The conversation(s), I mean. You know, about how teachers need to be engaged, too, in order for their passion to come through. Gardner Campbell posted this quote by Jerome Bruner that was a good reminder of the fact that, while the tools and the opportunities to connect and talk are new, not so many of the ideas about school and learning and teaching that some folks, myself included, are (re)discovering:
2. Jerome Bruner, from the Preface to the 1977 revised edition of The Process of Education:
Let me turn finally to the last of the things that have
kept me brooding about this book–the production of a curriculum.
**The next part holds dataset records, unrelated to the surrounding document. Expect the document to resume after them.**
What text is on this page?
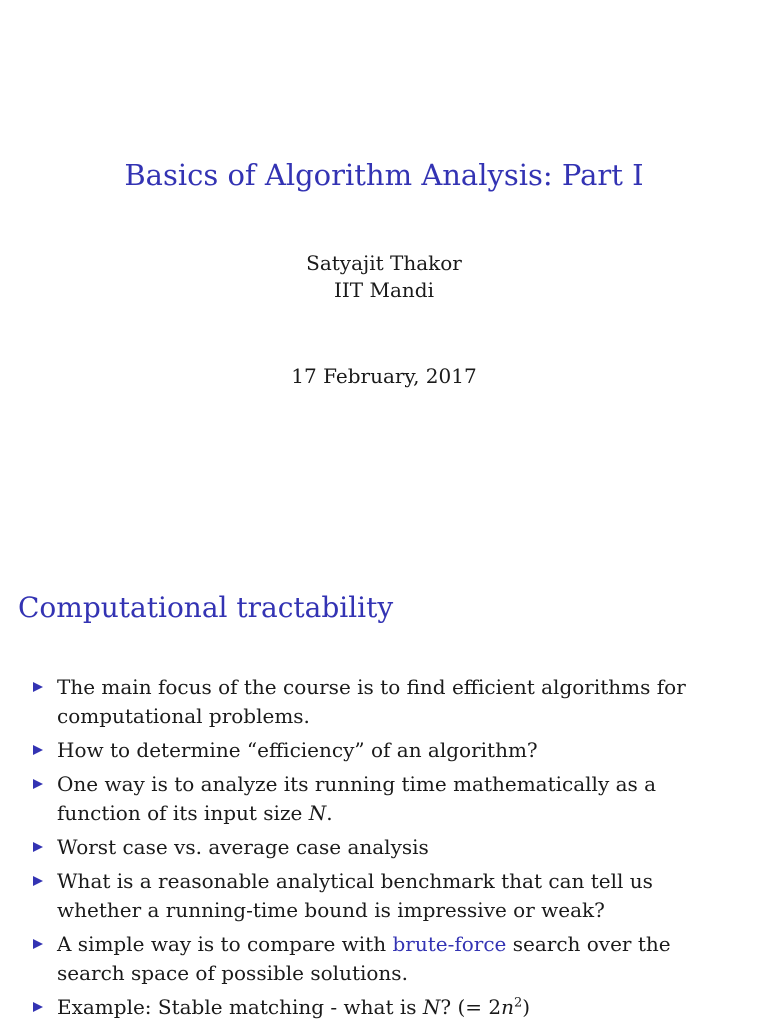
Basics of Algorithm Analysis: Part I
Satyajit Thakor
IIT Mandi
17 February, 2017
Computational tractability
The main focus of the course is to find efficient algorithms for
computational problems.
How to determine “efficiency” of an algorithm?
One way is to analyze its running time mathematically as a
function of its input size N.
Worst case vs. average case analysis
What is a reasonable analytical benchmark that can tell us
whether a running-time bound is impressive or weak?
A simple way is to compare with brute-force search over the
search space of possible solutions.
Example: Stable matching - what is N? (= $2n^2$)
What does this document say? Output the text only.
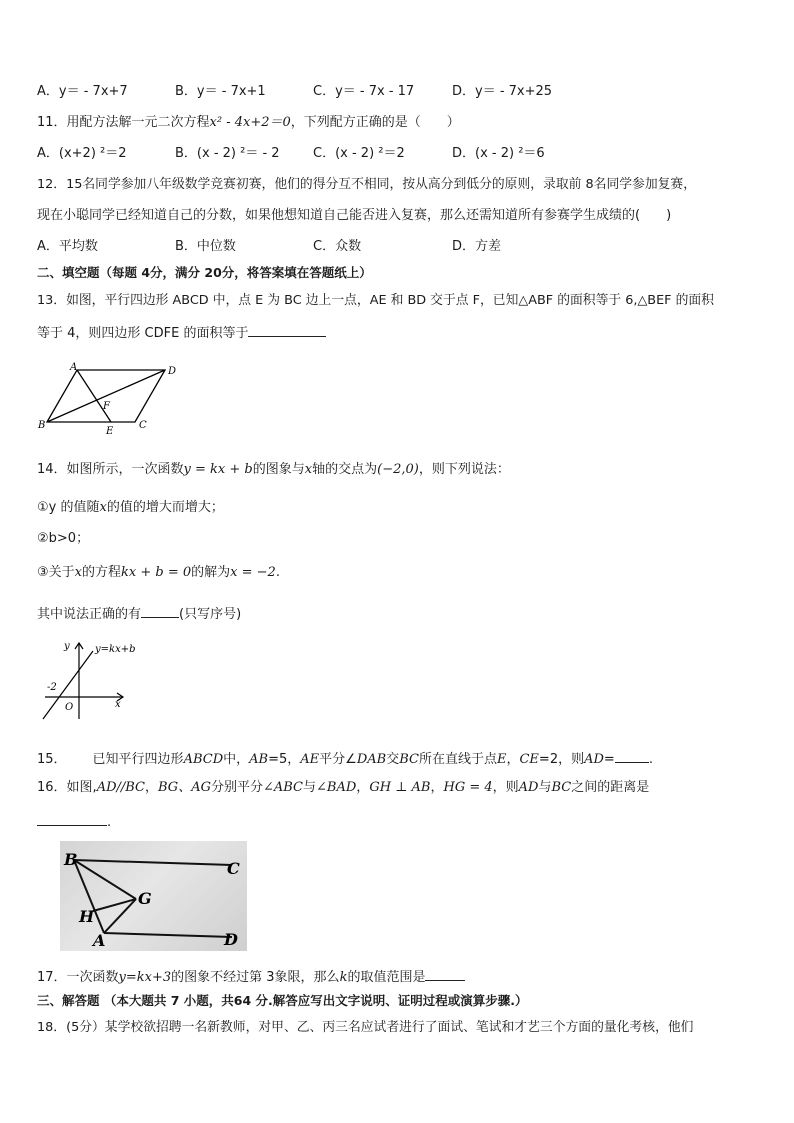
A．y＝ - 7x+7	B．y＝ - 7x+1	C．y＝ - 7x - 17	D．y＝ - 7x+25
11．用配方法解一元二次方程x² - 4x+2＝0，下列配方正确的是（　　）
A．(x+2) ²＝2	B．(x - 2) ²＝ - 2	C．(x - 2) ²＝2	D．(x - 2) ²＝6
12．15名同学参加八年级数学竞赛初赛，他们的得分互不相同，按从高分到低分的原则，录取前 8名同学参加复赛，
现在小聪同学已经知道自己的分数，如果他想知道自己能否进入复赛，那么还需知道所有参赛学生成绩的(　　)
A．平均数	B．中位数	C．众数	D．方差
二、填空题（每题 4分，满分 20分，将答案填在答题纸上）
13．如图，平行四边形 ABCD 中，点 E 为 BC 边上一点，AE 和 BD 交于点 F，已知△ABF 的面积等于 6,△BEF 的面积
等于 4，则四边形 CDFE 的面积等于
A	D
B
E
C
F
14．如图所示，一次函数y = kx + b的图象与x轴的交点为(−2,0)，则下列说法：
①y 的值随x的值的增大而增大；
②b>0；
③关于x的方程kx + b = 0的解为x = −2.
其中说法正确的有	(只写序号)
y	y=kx+b
-2
O	x
15． 已知平行四边形ABCD中，AB=5，AE平分∠DAB交BC所在直线于点E，CE=2，则AD=	.
16．如图,AD//BC，BG、AG分别平分∠ABC与∠BAD，GH ⊥ AB，HG = 4，则AD与BC之间的距离是
.
B	C
G
H
A	D
17．一次函数y=kx+3的图象不经过第 3象限，那么k的取值范围是
三、解答题 （本大题共 7 小题，共64 分.解答应写出文字说明、证明过程或演算步骤.）
18．(5分）某学校欲招聘一名新教师，对甲、乙、丙三名应试者进行了面试、笔试和才艺三个方面的量化考核，他们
Whoever has undertaken such an enterprise will probably have learned
many things. But with luck, he will also have learned one big thing. A
curriculum is more for teachers than it is for pupils. If it cannot
change, move, perturb, inform teachers, it will have no effect on those
whom they teach. It must be first and foremost a curriculum for
teachers. If it has any effect on pupils, it will have it by virtue of
having had an effect on teachers. The doctrine that a well-wrought
curriculum is a way of “teacher-proofing” a body of knowledge in order
to get it to the student uncontaminated is nonsense.
Amen. A double amen to the conclusion of his post (you should really read the rest):
I yearn for that effective surprise and for the cognitive economy of
powerful symbols, for the structures and the illuminating honesty, the theme parks and the sandboxes, to make of courses of study episodes of buildable wonder.
Now, he’s a university professor talking about university courses. But I want my daughters’ kindergartens to be "episodes of buildable wonder." Don’t you?